Though pleased with the proposal’s scope of work, Ms. Peterson emphasized the importance of addressing the park as both a recreational opportunity as well as an environmental resource to be preserved.

“We don’t want to lose the natural beauty and the natural qualities that are there in our foothills so preservation is extremely important to us. This is a great environmental resource that we have all worked to save and that we hope to continue to expand.”

Fellow conservancy member Terry Grill chimed in, thanking city officials for keeping an open process of developing a master plan, while adding the importance of keeping the public engaged in the work ahead.

“The number of public meetings and the involvement of the public will allow us to fully evaluate the issues that are at hand for a variety of the stakeholders involved in this park,” Ms. Grill said. “By increasing the amount of public participation we may gain the most creative solutions that may not be obvious until we engage a number of the public stakeholders.”
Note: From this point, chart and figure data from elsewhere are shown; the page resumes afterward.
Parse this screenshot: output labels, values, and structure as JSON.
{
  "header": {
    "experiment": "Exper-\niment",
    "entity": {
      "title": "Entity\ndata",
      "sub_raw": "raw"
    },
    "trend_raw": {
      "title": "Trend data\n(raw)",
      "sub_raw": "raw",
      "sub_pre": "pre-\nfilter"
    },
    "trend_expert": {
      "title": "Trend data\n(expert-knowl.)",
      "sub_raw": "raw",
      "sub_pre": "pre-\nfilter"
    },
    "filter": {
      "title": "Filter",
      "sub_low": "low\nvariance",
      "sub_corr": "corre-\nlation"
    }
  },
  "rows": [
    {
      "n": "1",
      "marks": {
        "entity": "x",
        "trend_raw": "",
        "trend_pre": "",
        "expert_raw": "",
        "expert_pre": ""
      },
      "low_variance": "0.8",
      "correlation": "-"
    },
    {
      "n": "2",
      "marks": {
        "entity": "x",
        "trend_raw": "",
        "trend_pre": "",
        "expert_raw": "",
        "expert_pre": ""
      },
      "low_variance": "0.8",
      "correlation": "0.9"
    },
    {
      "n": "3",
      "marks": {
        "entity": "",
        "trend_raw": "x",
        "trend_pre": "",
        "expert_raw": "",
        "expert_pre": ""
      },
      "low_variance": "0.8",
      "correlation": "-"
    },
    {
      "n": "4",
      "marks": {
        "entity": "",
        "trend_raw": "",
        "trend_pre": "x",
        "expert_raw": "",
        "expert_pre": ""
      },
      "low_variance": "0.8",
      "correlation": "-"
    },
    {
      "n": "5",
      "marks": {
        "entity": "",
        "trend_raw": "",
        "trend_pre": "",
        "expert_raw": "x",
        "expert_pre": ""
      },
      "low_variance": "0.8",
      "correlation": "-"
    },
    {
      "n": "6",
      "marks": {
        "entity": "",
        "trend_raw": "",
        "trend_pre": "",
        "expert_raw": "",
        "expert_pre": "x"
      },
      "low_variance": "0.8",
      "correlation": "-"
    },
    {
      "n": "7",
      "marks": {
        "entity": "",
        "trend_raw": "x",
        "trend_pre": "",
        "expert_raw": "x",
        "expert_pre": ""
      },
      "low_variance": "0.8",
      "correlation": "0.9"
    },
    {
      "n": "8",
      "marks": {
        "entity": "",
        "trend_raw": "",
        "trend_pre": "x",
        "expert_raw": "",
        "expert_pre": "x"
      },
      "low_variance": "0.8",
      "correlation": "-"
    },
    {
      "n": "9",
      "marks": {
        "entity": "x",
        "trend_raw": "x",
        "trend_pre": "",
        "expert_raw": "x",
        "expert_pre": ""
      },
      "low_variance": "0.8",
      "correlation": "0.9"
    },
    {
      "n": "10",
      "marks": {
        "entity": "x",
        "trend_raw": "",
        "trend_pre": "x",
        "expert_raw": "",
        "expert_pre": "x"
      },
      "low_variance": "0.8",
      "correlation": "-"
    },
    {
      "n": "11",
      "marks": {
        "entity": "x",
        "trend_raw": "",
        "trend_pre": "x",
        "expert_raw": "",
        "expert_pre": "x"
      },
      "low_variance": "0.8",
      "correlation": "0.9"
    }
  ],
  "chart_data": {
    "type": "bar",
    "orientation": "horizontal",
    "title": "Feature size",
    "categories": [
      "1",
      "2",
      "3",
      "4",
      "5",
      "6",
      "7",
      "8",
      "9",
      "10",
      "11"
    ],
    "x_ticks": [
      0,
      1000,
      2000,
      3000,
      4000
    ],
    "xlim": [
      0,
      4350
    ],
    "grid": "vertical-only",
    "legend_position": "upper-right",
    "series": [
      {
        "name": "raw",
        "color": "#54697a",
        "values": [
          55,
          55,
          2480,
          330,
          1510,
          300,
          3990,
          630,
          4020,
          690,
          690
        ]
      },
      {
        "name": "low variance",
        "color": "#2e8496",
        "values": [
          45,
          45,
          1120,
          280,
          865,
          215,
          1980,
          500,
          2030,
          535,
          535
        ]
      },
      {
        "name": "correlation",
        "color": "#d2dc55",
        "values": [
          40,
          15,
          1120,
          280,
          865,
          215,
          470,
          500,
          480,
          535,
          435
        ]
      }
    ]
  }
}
Not all were on board with the plan. Claremont resident Hugh Wire, who has started a petition with a few other locals who were recently cited for staying in the park after hours, said he would like to see the plan focus more on community outreach.

“These people [park users] are not just a problem, they are not just a threat to the environment and not just problems to the residents. They are people that are making themselves healthy and they are potential allies. Rather than people to be regulated, these are sentient human beings that have ideas and willingness.”

Noting that park usage is closer to 300,000 people, Council member Larry Schroeder pointed out to Mr. Wire the city has done its due diligence in communicating with park users, through the city’s website, repeated public meetings and signs posted at the park itself.

City officials say they will continue to engage the public in finding solutions to the wilderness park overcrowding in the months and year ahead, as work on the master plan gets underway. The estimated completion date of the plan is expected in January 2015.